この同じ時期に八甲田冬季行軍は、弘前第31聯隊も行っている。指揮官は、第31歩兵聯隊第1大隊第2中隊長の福島泰造大尉で、38名の八甲田冬季行軍部隊は無事に青森に到着している。
福島大尉は、明治36年10月に、第32歩兵聯隊第10中隊長として山形に転任。その後、日露戦争に従軍し、「黒溝台の会戦」で戦死。敵中に突撃しての壮烈なる戦闘死であった。享年38歳で、八甲田から3年目のことである。
後に、大元帥の弟とされる、秩父宮が第31聯隊第3大隊長として昭和10年8月に着任。翌昭和11年2月26日の事件発生に際しては、直ちに上京し、翌27日には大元帥に面会している。

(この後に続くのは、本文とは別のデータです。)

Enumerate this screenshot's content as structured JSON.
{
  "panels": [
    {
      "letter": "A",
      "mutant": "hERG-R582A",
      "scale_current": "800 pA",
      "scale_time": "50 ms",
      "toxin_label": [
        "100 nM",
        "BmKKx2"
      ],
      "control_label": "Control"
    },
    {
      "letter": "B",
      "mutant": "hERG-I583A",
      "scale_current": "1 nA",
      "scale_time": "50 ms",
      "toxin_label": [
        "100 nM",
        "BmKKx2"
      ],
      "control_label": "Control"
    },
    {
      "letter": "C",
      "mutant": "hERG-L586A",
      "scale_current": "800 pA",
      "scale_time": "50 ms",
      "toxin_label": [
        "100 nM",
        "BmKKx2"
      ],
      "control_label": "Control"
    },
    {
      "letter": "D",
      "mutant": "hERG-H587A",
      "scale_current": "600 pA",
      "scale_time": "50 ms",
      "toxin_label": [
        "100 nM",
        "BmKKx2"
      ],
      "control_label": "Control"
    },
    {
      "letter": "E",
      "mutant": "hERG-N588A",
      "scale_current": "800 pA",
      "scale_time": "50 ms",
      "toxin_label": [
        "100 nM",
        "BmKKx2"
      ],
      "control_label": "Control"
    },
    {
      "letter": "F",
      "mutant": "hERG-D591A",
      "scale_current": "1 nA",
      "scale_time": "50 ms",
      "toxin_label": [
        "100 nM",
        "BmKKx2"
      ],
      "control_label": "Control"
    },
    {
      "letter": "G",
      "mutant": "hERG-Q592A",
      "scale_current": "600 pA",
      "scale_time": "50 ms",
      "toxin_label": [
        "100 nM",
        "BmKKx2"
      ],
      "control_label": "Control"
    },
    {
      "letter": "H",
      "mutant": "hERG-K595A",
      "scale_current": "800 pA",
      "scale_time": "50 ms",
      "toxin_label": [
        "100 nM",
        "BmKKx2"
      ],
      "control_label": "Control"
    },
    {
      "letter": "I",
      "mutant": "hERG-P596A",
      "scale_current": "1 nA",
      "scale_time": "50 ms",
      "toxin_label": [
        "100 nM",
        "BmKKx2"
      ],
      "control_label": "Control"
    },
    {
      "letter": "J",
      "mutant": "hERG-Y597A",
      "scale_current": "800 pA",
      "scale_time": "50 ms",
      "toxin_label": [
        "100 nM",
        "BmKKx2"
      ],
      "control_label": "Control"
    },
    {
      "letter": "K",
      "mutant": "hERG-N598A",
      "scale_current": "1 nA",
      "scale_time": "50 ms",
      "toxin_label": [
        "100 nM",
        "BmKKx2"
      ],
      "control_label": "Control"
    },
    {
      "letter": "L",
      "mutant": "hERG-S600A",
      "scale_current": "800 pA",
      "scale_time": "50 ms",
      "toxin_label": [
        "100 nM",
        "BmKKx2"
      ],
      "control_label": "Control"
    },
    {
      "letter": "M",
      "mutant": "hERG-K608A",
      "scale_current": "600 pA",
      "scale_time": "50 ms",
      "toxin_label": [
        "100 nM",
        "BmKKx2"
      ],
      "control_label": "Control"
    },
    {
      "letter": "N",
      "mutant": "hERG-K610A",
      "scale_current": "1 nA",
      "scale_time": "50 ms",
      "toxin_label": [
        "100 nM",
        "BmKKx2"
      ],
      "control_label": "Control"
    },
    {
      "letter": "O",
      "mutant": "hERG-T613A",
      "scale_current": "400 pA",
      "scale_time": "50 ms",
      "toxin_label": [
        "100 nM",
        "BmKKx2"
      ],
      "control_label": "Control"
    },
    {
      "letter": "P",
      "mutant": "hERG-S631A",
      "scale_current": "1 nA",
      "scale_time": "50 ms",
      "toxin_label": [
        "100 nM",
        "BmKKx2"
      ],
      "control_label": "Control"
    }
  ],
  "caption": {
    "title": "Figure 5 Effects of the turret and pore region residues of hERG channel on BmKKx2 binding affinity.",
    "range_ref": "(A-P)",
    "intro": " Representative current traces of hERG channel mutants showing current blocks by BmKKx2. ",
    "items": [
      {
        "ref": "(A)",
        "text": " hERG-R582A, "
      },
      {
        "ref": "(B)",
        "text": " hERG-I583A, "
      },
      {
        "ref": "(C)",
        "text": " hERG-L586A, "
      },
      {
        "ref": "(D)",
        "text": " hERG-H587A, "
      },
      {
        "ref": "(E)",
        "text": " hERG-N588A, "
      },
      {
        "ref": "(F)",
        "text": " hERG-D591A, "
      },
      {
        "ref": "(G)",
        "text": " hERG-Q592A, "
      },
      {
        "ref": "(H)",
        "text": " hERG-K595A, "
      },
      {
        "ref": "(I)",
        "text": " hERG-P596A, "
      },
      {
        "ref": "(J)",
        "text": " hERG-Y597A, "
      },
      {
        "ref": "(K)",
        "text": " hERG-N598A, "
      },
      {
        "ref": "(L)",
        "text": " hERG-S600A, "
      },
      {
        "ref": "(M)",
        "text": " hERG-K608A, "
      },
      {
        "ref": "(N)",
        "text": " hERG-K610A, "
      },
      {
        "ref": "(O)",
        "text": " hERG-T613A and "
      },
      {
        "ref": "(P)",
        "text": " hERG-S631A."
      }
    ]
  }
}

皇太子の嘉仁は、青森第5聯隊の死の彷徨を聞いて漢詩を詠んだ。

   聞青森聯隊慘事(青森聯隊の惨事を聞く)

衝寒踊躍試行軍(極寒を衝いて意気軒昂、行軍を試みる)
雪満山中路不分(雪は八甲田山に満ち満ち、行軍路が分からない)
凍死体言是徒事(しかし、彼らの死は、単なる凍死ではない)
比他戦陣立功動(彼らの死は第一線での戦功ある死と同じである)

踊躍という言葉は、詩経に見えるが、報徳記にも「速やかに斯に従事せんと踊躍して邑に帰り」とある。
この詩は、後に大元帥となる嘉仁の軍に対する考え、態度が行間に読める。軍の近代化と合理的な訓練・装備が必要であるとの認識を深め、そして確信した。これが大正政変の伏線となる。